2. – Mchezo ya usiku, "Night dance": Traditional Babudu dance performed at night around a bonfire. The dancers enter through the circle of spectators, the women wearing hats and a sheaf of banana leaves attached to their waists at the back. They dance wth small steps, their eyes on the ground and the movement of their hips sways the banana leaves. The men wearing loincloths and hats with feathers dance in the center. They may also have a stick hung at the waist in front which, with the dance motions moves and raises to simulate an erection (a moment in which we hear the cries of the audience). As the men dance they accompany the rhythm by stamping their feet on the ground, and the dance becomes faster and more frenetic until the dancer tires, leaves the circle, and another enters.
3. Tunafurahi leo (Swahili) "Today We Rejoice" A song of welcome with which a group of young people from the town greet someone important who has come to visit.
4. .Mabonza (Lingala) "Offering": Chorale sung in Lingala, a language with a much more rapid pace and beat than Swahili.
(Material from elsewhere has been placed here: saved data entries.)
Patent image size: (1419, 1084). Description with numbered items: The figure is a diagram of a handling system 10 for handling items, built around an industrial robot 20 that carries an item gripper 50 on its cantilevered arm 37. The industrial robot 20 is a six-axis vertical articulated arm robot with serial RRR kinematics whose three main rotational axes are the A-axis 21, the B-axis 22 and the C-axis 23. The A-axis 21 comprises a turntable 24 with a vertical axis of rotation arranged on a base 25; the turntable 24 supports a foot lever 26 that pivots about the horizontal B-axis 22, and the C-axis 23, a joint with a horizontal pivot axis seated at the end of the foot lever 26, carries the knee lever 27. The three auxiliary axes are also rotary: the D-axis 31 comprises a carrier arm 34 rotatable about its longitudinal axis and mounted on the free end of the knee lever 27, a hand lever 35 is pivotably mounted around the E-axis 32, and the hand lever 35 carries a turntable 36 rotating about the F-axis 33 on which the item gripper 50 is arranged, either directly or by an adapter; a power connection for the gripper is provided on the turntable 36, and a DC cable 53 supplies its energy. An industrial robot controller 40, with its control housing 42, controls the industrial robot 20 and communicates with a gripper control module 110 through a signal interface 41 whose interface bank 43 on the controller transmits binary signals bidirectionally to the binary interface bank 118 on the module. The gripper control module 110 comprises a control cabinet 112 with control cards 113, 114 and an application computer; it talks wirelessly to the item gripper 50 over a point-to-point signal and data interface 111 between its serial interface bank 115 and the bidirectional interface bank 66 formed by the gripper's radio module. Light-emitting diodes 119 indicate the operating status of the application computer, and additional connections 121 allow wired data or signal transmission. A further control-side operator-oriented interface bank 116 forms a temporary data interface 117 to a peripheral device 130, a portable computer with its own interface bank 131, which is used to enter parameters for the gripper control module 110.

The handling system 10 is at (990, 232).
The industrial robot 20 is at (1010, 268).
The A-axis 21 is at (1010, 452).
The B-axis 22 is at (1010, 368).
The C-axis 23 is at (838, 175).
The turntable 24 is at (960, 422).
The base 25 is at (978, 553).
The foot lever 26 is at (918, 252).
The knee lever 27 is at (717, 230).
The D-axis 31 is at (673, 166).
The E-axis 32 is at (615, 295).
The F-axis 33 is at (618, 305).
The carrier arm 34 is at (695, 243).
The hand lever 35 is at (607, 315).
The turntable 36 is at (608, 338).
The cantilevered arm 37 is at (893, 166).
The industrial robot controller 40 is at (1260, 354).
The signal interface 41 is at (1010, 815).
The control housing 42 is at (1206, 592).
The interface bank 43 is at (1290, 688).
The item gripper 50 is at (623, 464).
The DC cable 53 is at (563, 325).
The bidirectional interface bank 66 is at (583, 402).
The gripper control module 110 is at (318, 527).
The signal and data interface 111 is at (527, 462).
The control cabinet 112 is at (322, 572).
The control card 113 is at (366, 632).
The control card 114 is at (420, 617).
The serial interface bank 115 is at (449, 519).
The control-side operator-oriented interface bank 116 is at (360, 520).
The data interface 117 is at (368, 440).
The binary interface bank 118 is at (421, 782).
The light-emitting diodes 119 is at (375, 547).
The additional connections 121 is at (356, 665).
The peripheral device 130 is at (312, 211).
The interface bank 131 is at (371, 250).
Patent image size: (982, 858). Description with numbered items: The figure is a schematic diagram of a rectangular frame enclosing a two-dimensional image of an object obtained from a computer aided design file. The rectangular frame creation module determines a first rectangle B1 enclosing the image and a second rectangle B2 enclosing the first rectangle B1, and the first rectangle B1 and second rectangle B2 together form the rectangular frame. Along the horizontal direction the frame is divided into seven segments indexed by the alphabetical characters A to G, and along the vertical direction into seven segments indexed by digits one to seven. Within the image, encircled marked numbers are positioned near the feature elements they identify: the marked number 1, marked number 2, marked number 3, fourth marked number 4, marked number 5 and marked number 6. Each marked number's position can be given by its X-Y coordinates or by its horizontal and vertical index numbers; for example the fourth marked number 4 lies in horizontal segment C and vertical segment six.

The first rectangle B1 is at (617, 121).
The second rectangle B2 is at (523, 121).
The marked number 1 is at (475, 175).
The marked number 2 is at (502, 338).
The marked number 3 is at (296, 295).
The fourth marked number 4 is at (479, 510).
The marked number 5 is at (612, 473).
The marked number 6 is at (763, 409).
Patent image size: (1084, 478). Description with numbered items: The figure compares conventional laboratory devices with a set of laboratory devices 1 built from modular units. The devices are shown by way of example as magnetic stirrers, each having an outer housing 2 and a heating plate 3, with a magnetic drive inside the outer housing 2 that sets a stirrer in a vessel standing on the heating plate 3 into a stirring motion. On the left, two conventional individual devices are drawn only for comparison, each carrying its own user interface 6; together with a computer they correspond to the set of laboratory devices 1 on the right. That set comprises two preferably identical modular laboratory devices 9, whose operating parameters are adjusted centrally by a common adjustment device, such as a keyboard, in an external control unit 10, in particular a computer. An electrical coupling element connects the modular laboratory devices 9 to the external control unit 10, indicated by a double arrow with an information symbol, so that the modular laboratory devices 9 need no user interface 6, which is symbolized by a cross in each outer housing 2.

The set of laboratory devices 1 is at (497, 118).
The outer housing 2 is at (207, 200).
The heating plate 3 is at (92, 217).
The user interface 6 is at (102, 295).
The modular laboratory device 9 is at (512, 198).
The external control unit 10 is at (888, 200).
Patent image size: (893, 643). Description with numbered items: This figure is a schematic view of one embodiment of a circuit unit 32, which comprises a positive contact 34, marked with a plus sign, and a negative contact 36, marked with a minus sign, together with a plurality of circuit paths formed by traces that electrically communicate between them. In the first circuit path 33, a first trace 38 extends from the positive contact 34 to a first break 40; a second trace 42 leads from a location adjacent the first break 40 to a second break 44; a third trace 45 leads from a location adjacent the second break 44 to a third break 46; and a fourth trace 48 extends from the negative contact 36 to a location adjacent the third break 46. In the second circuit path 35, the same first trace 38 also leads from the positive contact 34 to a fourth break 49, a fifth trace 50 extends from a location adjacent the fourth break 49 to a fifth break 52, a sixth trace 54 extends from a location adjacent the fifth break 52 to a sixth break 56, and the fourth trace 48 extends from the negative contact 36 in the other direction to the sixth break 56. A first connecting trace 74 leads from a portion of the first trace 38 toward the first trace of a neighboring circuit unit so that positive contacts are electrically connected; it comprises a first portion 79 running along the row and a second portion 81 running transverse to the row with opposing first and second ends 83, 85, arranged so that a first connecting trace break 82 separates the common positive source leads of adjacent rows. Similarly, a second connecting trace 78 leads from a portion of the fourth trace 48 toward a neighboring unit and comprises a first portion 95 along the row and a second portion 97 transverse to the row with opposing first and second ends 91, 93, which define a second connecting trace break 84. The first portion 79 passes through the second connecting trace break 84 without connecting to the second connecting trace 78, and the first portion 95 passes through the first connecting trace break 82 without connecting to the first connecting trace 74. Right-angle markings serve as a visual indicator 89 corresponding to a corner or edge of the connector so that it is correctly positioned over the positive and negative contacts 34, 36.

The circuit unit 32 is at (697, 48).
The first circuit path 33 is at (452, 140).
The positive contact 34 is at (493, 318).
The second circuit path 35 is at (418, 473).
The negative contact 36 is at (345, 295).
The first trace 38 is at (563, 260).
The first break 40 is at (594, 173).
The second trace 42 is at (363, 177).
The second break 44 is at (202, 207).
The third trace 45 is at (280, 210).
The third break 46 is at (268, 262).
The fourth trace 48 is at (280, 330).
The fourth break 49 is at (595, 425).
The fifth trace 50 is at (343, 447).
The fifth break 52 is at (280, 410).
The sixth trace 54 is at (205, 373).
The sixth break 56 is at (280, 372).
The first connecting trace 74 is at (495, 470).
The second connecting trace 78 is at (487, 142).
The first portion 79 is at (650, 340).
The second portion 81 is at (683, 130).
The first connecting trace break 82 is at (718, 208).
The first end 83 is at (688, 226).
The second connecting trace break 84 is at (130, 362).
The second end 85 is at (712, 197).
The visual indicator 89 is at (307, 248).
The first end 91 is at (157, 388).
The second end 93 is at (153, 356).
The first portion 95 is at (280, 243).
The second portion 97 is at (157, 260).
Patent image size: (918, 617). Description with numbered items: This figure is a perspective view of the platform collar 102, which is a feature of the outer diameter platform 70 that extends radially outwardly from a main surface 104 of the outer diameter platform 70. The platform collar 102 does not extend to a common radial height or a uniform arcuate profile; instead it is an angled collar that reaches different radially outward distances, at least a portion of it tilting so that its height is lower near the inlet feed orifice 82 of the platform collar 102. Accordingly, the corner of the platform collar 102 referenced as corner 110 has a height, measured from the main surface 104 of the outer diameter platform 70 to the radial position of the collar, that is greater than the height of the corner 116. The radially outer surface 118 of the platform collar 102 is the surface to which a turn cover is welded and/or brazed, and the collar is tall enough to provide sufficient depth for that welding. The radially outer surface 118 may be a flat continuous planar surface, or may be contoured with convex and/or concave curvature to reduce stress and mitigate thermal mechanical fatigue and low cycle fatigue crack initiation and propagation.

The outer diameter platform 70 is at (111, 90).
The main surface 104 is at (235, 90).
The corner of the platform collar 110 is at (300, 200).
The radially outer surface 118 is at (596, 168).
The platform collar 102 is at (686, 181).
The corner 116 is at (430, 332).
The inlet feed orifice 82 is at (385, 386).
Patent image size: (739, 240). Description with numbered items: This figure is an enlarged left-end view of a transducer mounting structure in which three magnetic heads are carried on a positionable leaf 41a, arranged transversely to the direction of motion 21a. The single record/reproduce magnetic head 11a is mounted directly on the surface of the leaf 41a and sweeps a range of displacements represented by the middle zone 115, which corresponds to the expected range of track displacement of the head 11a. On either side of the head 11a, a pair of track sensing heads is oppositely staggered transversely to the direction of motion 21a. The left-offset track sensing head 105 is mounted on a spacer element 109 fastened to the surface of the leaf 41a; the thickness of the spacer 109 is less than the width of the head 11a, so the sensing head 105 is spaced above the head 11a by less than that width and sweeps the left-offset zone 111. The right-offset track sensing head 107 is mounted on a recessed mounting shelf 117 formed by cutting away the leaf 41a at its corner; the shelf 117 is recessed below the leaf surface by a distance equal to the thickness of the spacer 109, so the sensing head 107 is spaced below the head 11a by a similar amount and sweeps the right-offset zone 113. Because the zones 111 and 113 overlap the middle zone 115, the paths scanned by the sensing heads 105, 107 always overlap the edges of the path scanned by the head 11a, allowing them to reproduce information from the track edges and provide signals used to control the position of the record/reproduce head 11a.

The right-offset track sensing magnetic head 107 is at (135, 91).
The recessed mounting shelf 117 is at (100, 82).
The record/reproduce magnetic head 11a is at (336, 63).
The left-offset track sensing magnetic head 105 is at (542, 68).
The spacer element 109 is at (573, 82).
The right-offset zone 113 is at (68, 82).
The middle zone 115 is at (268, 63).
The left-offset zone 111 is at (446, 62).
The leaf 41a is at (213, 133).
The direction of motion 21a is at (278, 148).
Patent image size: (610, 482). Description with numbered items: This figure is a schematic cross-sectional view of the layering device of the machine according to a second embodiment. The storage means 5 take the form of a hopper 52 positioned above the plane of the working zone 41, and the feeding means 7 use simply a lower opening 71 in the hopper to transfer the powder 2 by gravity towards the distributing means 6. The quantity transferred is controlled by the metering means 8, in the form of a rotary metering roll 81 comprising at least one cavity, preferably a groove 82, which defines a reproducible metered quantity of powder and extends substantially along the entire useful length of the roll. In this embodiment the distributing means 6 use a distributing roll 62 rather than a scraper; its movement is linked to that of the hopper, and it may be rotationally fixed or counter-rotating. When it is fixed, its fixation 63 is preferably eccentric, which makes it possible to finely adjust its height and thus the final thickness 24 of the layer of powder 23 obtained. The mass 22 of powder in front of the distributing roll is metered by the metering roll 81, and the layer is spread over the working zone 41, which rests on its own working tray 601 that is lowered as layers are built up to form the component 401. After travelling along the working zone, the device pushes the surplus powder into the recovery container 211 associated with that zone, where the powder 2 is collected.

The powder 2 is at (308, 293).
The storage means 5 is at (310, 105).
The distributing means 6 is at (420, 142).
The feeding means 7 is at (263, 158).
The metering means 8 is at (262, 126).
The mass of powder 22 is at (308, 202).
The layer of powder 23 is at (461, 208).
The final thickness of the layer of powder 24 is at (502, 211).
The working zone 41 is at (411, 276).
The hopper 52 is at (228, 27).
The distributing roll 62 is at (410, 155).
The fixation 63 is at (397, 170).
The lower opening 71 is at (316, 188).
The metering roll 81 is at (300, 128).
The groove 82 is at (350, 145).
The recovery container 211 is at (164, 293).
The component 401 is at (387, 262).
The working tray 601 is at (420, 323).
Lingala is the language of the people who live along the middle region of the Congo River (which marks the frontier between the two Congos and the RCA). At the end is a vocal chorlae exercise for children who are beginning to learn music.
5. Mapendo (Swahili) "Love": A melodious song for group singing with percussion accompaniment.
6. Mama e mama, Swahili song
7. Ikeni, ikeni gaga (Kibudu) "Come, come quickly!" : A Tam Tam rhythm to call people to a gathering.
8. Mchezo (Swahili) Dance: Accompaniment for a single dancer or a duo.
9.- MAMARIA MAMA: A religious song in swahili, with a rich blend of voices and rhythm.
10. Tupumuzike (Swahili) "Let us Rest": A Tam Tam rhythm to accompany a dance, its slower style is intended as a musical interlude during a pause in the dancing.
11. Msikie (Swahili) "Listen!" (Calls of the Tam Tam): The start of every Tam Tam call. "Pay attentio!" In the middle there is also the call-to- meeting rhythm and at the end the keywords of the message are communicated through silent pauses and single drum beats.
12. Yenga (Swahilie) "Fiesta": A children's song, a short verse repeated in various musical tones, traditional among the Babudu.
13. Typical rhytn of the Bangala: Used by the MPR, the only (political) party, as a musical accompaniment to its actions.
14. Sifa (Swahili) "Glory": A religious song in Swahili, with a rich blend of voices and accompaniment.
15. Le Lo: A children's song
16. Traditional song in praise of a person: The person being praised may be a visiting official, the chief of a clan, or an individual who is hosting a party. The groups as they arrive sing, inserting the name of the person and saying (s)he is great, good, etc.
17. Tunacheza mugini (Swahili) "We dance in the village": Rhythm that accompanies group dances in which groups of men and women circle around the "floor" in a circle formed by all the dancers.
18. Tunakuta leo (Swahili) "Today We Come Together": Again we can hear the richness of voices in the Swahili songs.
19. Karibuni (Swahili) "Welcome!": Rhythm in a political spirit to welcome the authorities after gaining independence from Belgium.